By this time in her life, Annabeth Falmer had a long list of things she knew to be true, and one of the most important was this: it is not the case that every action produces an equal and opposite reaction. In fact, in Annabeth’s experience, actions produced overreactions, or no reactions at all, but almost never the sort of reasoned, proportionate response that took into account the mitigating circumstances in whatever it was that had happened. Mitigating circumstances and proportionate responses were for other people’s problems, not your own. It was easy to keep your head when at the very base of it you didn’t care. When you did care, there was too much at stake for “rational” to be something you were interested in pursuing.
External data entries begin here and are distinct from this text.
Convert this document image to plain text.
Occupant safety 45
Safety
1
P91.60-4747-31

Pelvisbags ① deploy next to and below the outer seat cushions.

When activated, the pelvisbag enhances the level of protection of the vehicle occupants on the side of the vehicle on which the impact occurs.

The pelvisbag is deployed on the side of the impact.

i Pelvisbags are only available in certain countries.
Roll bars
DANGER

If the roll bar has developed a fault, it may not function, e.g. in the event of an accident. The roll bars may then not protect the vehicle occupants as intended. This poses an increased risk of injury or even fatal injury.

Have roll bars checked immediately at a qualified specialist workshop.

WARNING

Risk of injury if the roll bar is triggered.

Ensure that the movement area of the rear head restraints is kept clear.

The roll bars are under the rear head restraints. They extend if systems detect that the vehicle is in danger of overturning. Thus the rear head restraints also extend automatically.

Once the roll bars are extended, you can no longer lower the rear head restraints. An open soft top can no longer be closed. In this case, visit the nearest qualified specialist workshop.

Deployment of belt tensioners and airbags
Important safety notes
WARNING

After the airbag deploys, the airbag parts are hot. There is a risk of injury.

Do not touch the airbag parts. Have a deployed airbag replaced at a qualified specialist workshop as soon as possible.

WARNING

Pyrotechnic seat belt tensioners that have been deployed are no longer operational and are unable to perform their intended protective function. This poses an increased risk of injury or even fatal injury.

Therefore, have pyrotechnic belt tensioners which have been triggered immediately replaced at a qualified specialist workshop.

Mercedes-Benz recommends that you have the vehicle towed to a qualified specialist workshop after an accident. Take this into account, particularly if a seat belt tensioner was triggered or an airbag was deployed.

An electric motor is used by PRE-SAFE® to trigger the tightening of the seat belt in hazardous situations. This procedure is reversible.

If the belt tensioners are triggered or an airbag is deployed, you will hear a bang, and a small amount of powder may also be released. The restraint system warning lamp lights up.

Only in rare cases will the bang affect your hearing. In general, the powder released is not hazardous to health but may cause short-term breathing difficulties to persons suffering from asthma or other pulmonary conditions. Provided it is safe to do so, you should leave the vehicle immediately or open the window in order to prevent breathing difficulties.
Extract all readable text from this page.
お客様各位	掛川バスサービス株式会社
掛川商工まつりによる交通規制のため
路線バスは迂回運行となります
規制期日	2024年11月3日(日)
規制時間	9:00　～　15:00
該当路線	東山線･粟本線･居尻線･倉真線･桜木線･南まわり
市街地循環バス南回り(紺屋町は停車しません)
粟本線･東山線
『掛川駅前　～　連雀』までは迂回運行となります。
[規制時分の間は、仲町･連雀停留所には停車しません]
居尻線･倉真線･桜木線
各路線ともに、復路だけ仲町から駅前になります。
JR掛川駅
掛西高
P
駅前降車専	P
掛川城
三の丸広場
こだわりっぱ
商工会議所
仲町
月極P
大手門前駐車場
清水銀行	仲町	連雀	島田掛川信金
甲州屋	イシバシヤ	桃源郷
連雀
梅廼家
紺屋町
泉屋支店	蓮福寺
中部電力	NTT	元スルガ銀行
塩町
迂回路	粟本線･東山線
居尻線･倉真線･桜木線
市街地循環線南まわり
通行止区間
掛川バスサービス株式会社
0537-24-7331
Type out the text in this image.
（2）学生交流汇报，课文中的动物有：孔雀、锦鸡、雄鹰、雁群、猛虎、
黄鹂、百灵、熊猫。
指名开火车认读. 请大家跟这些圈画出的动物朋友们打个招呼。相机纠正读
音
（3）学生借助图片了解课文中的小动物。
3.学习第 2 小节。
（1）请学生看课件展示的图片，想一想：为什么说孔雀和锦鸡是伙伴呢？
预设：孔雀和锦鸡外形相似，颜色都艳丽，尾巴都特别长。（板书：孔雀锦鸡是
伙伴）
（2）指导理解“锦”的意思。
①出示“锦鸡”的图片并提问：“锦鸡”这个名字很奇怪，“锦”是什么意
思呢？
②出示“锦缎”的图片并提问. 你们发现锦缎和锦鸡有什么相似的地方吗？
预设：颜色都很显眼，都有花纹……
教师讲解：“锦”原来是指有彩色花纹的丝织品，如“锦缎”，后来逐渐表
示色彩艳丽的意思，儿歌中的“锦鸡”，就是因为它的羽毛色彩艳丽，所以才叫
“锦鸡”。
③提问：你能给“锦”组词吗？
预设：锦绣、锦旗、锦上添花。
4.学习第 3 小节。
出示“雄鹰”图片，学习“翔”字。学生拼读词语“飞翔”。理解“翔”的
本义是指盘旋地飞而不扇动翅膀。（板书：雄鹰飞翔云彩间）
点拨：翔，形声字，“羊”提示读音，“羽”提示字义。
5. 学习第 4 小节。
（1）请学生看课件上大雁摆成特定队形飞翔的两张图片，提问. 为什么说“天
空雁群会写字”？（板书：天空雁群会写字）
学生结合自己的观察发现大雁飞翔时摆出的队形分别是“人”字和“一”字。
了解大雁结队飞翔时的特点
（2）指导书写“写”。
When you cared because you were in pain, very little would do as a response short of a total annihilating blast. Annabeth didn’t like to admit it, but she had been thinking about annihilating blasts now for the better part of two months.

Actually, she was only thinking about annihilating blasts in that not-quite-subconscious substratum of her mind, the one that played the background music to everything else she did. In the foreground, at the moment, was the fact that she had become increasingly afraid of her telephone. Lately, there was always something coming over it that she didn’t want to hear. That designation applied especially to her sons, who seemed to be coming apart at the seams. From the way they were behaving, you would have thought Margaret’s Harbor was a crack-infested inner-city hood, complete with vacant lots, burned-out buildings, and drive-by shootings.